If you missed it, and I had, here is a well-written NY Post article on the subject, something about the Red Sox cheating.  Don't miss the fact that the Post bylined four (4) writers on a story that had what, like 600 words, and wouldn't have made the comments cut underneath a decent SSI physics or Carlos Ruiz post.  But the Exec Sum is that --- > the Red Sox had a trainer sitting in the dugout using an Apple Watch to more quickly receive stolen signs than Billy Martin used to be able to do.  ... well, not Billy.  But quicker than Earl used to be able to.  

Either Silverman or I know next to nothing about baseball.  (Come to think of it, that's an and/or, isn't it.)  The Commish did everything to signal the audience of the routine-ness of the subject short of doing Jim Carrey out-takes to Red Sox veeps in the audience.  Girardi was asked about "charges and counter-charges" and smirked, "you can assume what you want."  So, no, the concept that MLB teams might occasionally try to cheat isn't exactly the takeaway for the erudite SSI reader.

It gets a little closer to a "takeaway" to notice a person like Bill James wryly biting his tongue in reply to a person like Michael Silverman.


Minor takeaway for Dr. D, at least, was this rather succulent quote from Brett Gardner:


“It was something we suspected was going on,” Brett Gardner said. “I don’t want to say I was suspicious.
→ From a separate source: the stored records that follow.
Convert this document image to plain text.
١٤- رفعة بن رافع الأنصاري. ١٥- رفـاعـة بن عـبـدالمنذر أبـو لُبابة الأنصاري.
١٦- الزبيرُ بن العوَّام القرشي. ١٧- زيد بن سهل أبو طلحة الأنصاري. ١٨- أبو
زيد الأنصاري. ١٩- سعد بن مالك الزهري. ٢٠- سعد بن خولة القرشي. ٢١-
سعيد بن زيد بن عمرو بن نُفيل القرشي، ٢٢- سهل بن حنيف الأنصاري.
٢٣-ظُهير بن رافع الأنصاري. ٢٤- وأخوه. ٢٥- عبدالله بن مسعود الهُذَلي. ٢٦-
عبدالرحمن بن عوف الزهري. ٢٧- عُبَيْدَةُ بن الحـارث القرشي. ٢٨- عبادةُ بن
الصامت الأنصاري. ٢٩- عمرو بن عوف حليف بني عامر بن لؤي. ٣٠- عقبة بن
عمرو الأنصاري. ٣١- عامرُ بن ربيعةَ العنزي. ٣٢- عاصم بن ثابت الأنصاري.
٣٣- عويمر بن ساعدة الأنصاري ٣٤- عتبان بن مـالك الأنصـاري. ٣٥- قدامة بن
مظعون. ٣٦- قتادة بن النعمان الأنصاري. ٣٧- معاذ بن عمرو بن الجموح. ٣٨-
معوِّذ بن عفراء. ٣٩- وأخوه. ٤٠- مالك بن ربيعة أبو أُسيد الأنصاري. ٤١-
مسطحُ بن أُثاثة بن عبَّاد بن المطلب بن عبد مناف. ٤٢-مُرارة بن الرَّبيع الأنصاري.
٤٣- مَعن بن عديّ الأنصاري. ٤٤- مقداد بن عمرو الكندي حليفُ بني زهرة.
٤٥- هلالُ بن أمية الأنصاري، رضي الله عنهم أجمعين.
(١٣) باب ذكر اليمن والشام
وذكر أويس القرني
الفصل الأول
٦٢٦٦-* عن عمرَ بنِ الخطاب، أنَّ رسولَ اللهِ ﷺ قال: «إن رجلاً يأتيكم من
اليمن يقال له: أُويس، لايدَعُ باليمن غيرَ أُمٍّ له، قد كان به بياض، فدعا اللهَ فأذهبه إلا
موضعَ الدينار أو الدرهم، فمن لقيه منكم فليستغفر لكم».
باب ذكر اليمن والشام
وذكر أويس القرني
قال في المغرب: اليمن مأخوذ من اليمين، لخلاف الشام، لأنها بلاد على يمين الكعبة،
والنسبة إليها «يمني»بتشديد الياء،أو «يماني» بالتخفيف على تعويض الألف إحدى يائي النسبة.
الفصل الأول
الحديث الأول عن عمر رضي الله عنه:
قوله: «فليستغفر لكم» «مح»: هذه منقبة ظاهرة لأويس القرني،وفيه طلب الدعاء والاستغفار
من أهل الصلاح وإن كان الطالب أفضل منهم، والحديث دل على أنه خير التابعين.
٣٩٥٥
I think there’s certain teams over the course of a season or a series or two seasons, teams that maybe have a higher average against you or hit a lot better against you with runners in scoring position, things like that.’’


There is a vague feeling of "inevitability" that sometimes surrounds Mariner losses particularly, such as the 2001 ALCS demolition by the Yankee$.  But you get this creepy feeling of inevitability a lot of times, usually on the road, and the last time I had it was the Angels series we just got smashed in.  I've felt for twenty-five years like the Mariners don't cheat very good.  (Naturally, the Angels might have swept that series fair 'n square.)

Big-money sports are so, um, what's the word .. big-money, that I'm just glad when they're not fixed as bad as the NBA is.*  I'm glad that the NFL likes parity, glad that no American sport is Serie A and glad for QuesTec.  Baseball fans have the pretty clean end of the stick by comparison.

Of course, it could be that BOTH Silverman and I know nothing about nothing.


Dr D

*As bad I PERSONALLY BELIEVE the NBA is fixed.  There y'go Geoff.  



When that happens, any idea how often the pitcher and catcher would change pitches in response?  ... even if they could do so, you'd still have forced them off their preferred pitch.



but I love how baseball, from little league up, directly incorporates the concept of stealing signs into the play style.  Changing up catcher signs with runners on base is something any pitcher is taught to do--why on Earth would people *not* think that at the highest levels of the sport, where EVERYTHING ELSE happens with several generations' refinement, stealing signs would not also have evolved into a higher form?

If you ain't cheatin', you ain't tryin' hard enough.